22 Jul 2010

Bread Street Bap Success: Community arts project launched!

OK I've already posted lots of photos and a write up about the Bap on Sunday - see here - but it was also suggested I send something to local press - well I sent the next bit. It seems to be still generating lots of good feelings - many residents have said how much they enjoyed the day.

Photos: from local resident Mike Gallagher and are available to Bread Street residents on request.

Today is Big Lunch day but in Bread Street Ruscombe we had our party yesterday - The Bread Street Bap - a friendly rival to Randwick's Wap! We had it the same weekend as The Big Lunch event and residents of the 34 houses had plenty of food, games, stalls and more.

Music was provided by local residents. First up was world class concertina player Rob Harbron with fiddler Miranda Rutter (see two photos). They were followed by local band Smoothee (see below in gazebo) that by the last numbers had virtually all the adults dancing: the children however were more interested in cycling up and down the closed road and playing football in the street.

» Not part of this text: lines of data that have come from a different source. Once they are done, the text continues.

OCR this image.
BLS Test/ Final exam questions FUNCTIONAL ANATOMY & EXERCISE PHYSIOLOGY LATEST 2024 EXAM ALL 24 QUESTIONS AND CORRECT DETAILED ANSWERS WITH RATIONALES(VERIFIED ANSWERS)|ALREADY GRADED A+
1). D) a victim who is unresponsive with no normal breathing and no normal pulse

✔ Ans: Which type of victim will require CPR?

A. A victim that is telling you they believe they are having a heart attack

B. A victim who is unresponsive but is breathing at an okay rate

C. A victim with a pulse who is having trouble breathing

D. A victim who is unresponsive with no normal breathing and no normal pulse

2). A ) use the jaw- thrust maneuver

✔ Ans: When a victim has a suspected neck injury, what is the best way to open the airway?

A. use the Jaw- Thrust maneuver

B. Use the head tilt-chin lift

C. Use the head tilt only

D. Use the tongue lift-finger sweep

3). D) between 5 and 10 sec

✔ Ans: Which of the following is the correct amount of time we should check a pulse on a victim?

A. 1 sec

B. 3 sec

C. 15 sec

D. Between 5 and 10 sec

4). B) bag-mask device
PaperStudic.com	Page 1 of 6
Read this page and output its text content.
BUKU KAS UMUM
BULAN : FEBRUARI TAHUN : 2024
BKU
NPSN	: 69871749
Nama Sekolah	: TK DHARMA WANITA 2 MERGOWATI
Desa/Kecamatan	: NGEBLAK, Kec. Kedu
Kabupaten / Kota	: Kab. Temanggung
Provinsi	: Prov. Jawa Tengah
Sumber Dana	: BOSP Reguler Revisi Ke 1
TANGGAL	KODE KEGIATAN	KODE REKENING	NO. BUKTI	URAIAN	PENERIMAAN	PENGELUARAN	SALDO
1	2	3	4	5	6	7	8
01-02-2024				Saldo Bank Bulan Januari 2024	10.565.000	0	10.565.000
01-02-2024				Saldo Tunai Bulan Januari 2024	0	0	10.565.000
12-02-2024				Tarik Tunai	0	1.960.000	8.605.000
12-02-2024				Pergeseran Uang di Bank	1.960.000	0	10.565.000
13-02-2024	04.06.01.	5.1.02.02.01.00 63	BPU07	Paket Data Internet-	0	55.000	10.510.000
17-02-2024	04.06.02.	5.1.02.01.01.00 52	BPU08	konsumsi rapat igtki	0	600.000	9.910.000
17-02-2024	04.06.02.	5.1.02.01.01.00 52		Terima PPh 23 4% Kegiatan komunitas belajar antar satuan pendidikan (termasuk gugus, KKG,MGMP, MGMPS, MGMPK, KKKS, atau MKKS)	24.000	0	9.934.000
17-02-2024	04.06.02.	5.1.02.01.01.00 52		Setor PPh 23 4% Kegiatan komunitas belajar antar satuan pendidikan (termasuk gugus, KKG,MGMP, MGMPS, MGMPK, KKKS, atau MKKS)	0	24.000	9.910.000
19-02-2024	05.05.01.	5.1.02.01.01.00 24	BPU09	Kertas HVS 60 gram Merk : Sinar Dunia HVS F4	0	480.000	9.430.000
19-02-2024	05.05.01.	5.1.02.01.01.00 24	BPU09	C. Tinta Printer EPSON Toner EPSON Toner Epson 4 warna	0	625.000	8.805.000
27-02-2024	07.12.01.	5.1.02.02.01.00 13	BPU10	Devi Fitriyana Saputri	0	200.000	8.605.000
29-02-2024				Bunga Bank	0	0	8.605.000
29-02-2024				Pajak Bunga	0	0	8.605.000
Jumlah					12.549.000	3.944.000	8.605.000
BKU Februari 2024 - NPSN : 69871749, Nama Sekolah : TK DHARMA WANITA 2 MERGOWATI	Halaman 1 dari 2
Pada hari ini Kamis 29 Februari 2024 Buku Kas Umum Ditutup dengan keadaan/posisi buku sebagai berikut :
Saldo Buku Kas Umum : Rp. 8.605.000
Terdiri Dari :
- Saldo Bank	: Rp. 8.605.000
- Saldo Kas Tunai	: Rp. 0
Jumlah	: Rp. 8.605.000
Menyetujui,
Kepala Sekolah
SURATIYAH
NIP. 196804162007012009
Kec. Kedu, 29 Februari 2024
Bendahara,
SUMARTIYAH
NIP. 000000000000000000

Bread Street residents also embarked on a community art project: the creation of Bap Man, named after the street party and made of wire he has been covered in hundreds of bits of material that have been woven or tied into his wire frame. He is sitting on the newly renovated bench that former District Councillor Michael Charley officially reopened by cutting the ribbon. Children and adults all added a bit and he plans to sit there for residents to continue to add to him through the summer.

Philip Booth, the local District councillor and one of the organisers of the party, said: "Nowadays many of us either have such busy lives or we don't get out much at all, so there are few chances to meet neighbours. This is our second street party and it was very wonderful especially the amazing music. There is something special about having an event right outside your house: the street came alive with children cycling and running about."

Philip Booth added: "Certainly street parties are great for bringing together communities. Everyone contributed to make the party a success. We kept it mainly to Bread Street residents as we thought that helps us get to know each other. A few residents met several times in the pub to plan a little. Some visited each house to sort out food contributions, some sorted bunting or bands while others sorted the art project."